Finance is an industry that has been radically disrupted over the past few years. Innovation has transformed offerings within the sector - and the results have left customer expectations higher than ever before.
Whether it be neobanks or challenger banks like Monzo forcing legacy banks to rethink their customer experience offerings, InsurTech startups like Honcho Markets reversing the process to the benefit of the customer or even the rise of digital currencies allowing for increased anonymity and security, the way organisations within the sector think has been drastically altered.
Although traditional finance organisations are becoming increasingly embracive of FinTechs and innovation, the jury is still out on whether they represent an opportunity or threat.
Indeed, organisations within the two areas often appear keen to accentuate the differences between their offerings. FinTechs will argue that legacy organisations are slow, stuck in their ways and subsequently incapable of providing a similar level of customer service. The flipside, of course, is that with time comes trust - something those established organisations enjoy in abundance.
The differences amongst the new-age and legacy financial organisations got us thinking. Not about what separates the organisations - but what links them. Customer habits can change quickly. Perhaps overused, but examples include how SkyScanner has changed travel, how Amazon has altered retail or how Netflix transformed entertainment.
The lesson that should be learnt from these examples is that all organisations should surely remain at least somewhat open-minded - a point perhaps more important to those who've been in the market a long time. Why? Because brand trust is no longer sufficient to survive. With well-respected brands; Monarch in travel, Zavvi in retail, Blockbuster in entertainment now all fallen, there can be no starker warning of that.
But the question we want to answer isn't whether it's time for classic and disruptive organisations to learn from each other. Is there a secret to survival in the industry? Perhaps we just answered that above. What we really want to know is whether there is a secret that all finance organisations can exploit to help them thrive.

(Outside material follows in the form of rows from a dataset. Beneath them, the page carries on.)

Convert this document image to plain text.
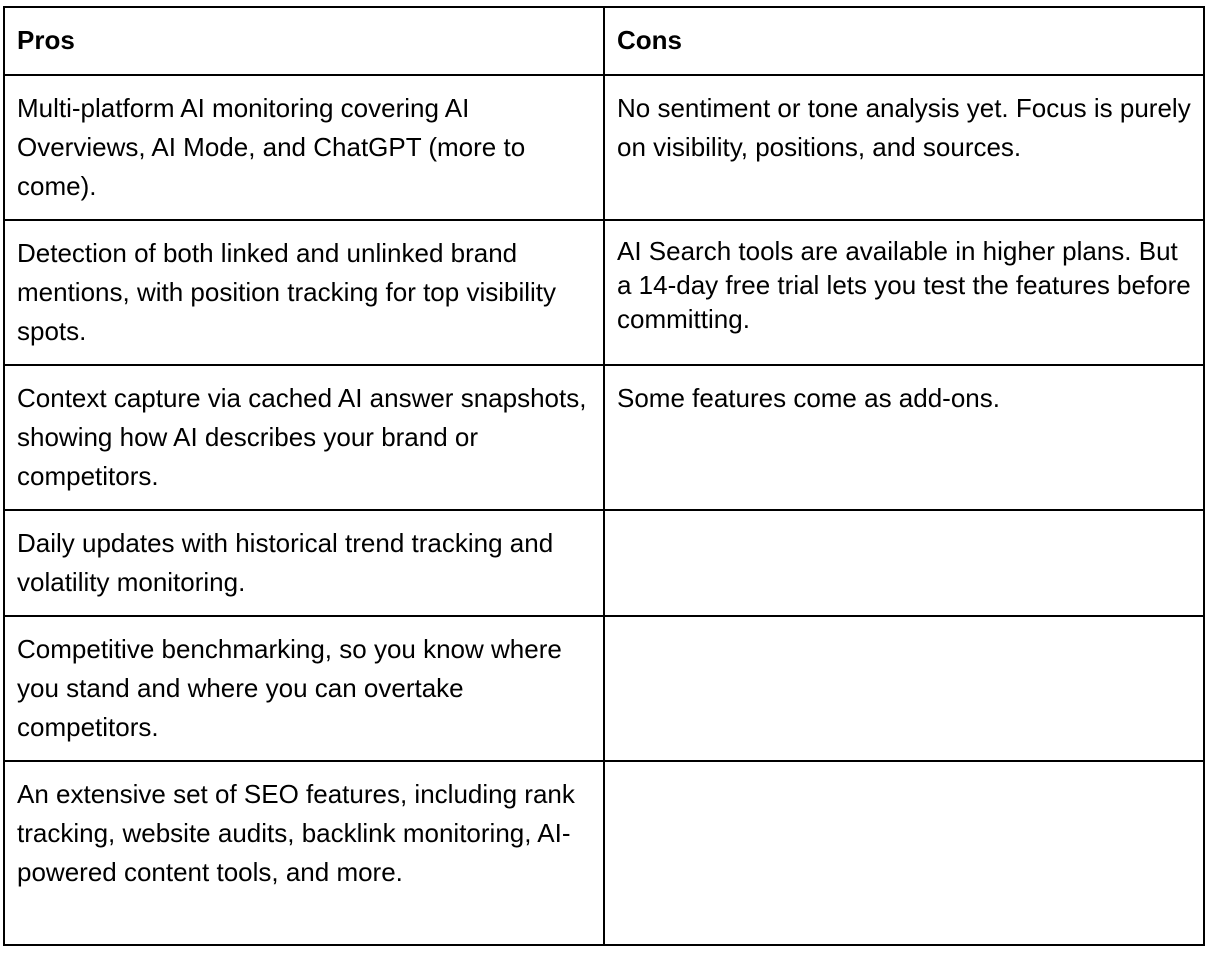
Pros	Cons
Multi-platform AI monitoring covering AI Overviews, AI Mode, and ChatGPT (more to come).	No sentiment or tone analysis yet. Focus is purely on visibility, positions, and sources.
Detection of both linked and unlinked brand mentions, with position tracking for top visibility spots.	AI Search tools are available in higher plans. But a 14-day free trial lets you test the features before committing.
Context capture via cached AI answer snapshots, showing how AI describes your brand or competitors.	Some features come as add-ons.
Daily updates with historical trend tracking and volatility monitoring.	
Competitive benchmarking, so you know where you stand and where you can overtake competitors.	
An extensive set of SEO features, including rank tracking, website audits, backlink monitoring, AI-powered content tools, and more.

At hedgehog lab, we believe there is. Exploring similarities between the organisations and the plans of industry innovators and mainstays alike reveals one area that all leading or ambitious organisations are looking to exploit; Data. Why? Because marketers across the world are looking for ways to truly personalise offerings.

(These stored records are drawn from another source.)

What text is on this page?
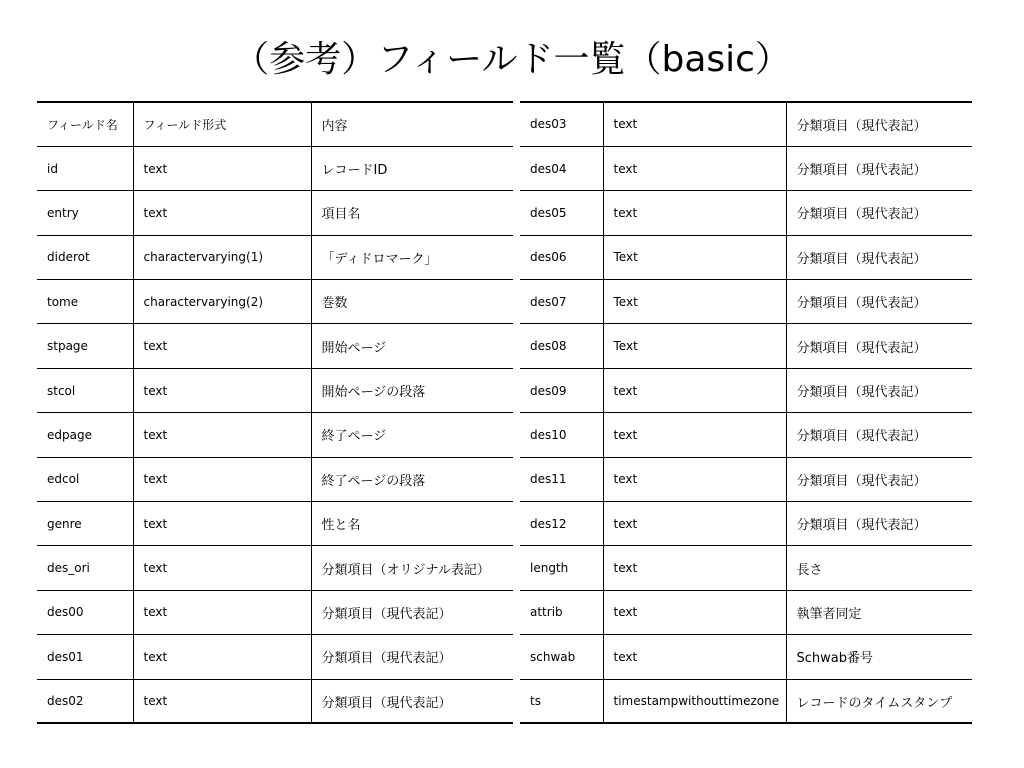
（参考）フィールド一覧（basic）
フィールド名	フィールド形式	内容
id	text	レコードID
entry	text	項目名
diderot	charactervarying(1)	「ディドロマーク」
tome	charactervarying(2)	巻数
stpage	text	開始ページ
stcol	text	開始ページの段落
edpage	text	終了ページ
edcol	text	終了ページの段落
genre	text	性と名
des_ori	text	分類項目（オリジナル表記）
des00	text	分類項目（現代表記）
des01	text	分類項目（現代表記）
des02	text	分類項目（現代表記）
des03	text	分類項目（現代表記）
des04	text	分類項目（現代表記）
des05	text	分類項目（現代表記）
des06	Text	分類項目（現代表記）
des07	Text	分類項目（現代表記）
des08	Text	分類項目（現代表記）
des09	text	分類項目（現代表記）
des10	text	分類項目（現代表記）
des11	text	分類項目（現代表記）
des12	text	分類項目（現代表記）
length	text	長さ
attrib	text	執筆者同定
schwab	text	Schwab番号
ts	timestampwithouttimezone	レコードのタイムスタンプ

That in itself is nothing particularly new. Looking again at our previous examples, remember how SkyScanner update you when a flight price changes, think about how Amazon recommend product you have a genuine interest in or even consider how Netflix adjusts artwork of programmes to try persuade you to tune in.
What is fairly new, is the concept of using this to benefit both organisations and customers within the finance sector. But think about it - which industry really knows more about you? The potential for the sector to assist in a broad range of areas is hugely exciting.
How can financial organisations, of any era or nature, begin to use data effectively? The difficulty certainly isn't in gathering it. In fact, they have a wealth of information around each of their customers - that's half the reason the potential is so large. Instead, companies must focus on figuring out how to use said intelligence in a manner which respects privacy, isn't excessively invasive and offers genuine value to the customer.
Use of data and the potential for personalisation of finance offerings represent a huge opportunity, for all. The brand trust which established organisations may not be able to rely on to sustain themselves throughout disruption could also be their saviour. Customers of respected organisations may be more willing to allow access to their data in exchange for the opportunity to enjoy dramatically improved services. Elsewhere, FinTechs often enjoy dealing with audiences full of innovators and early-adopters, naturally more willing to explore the benefits of data sharing.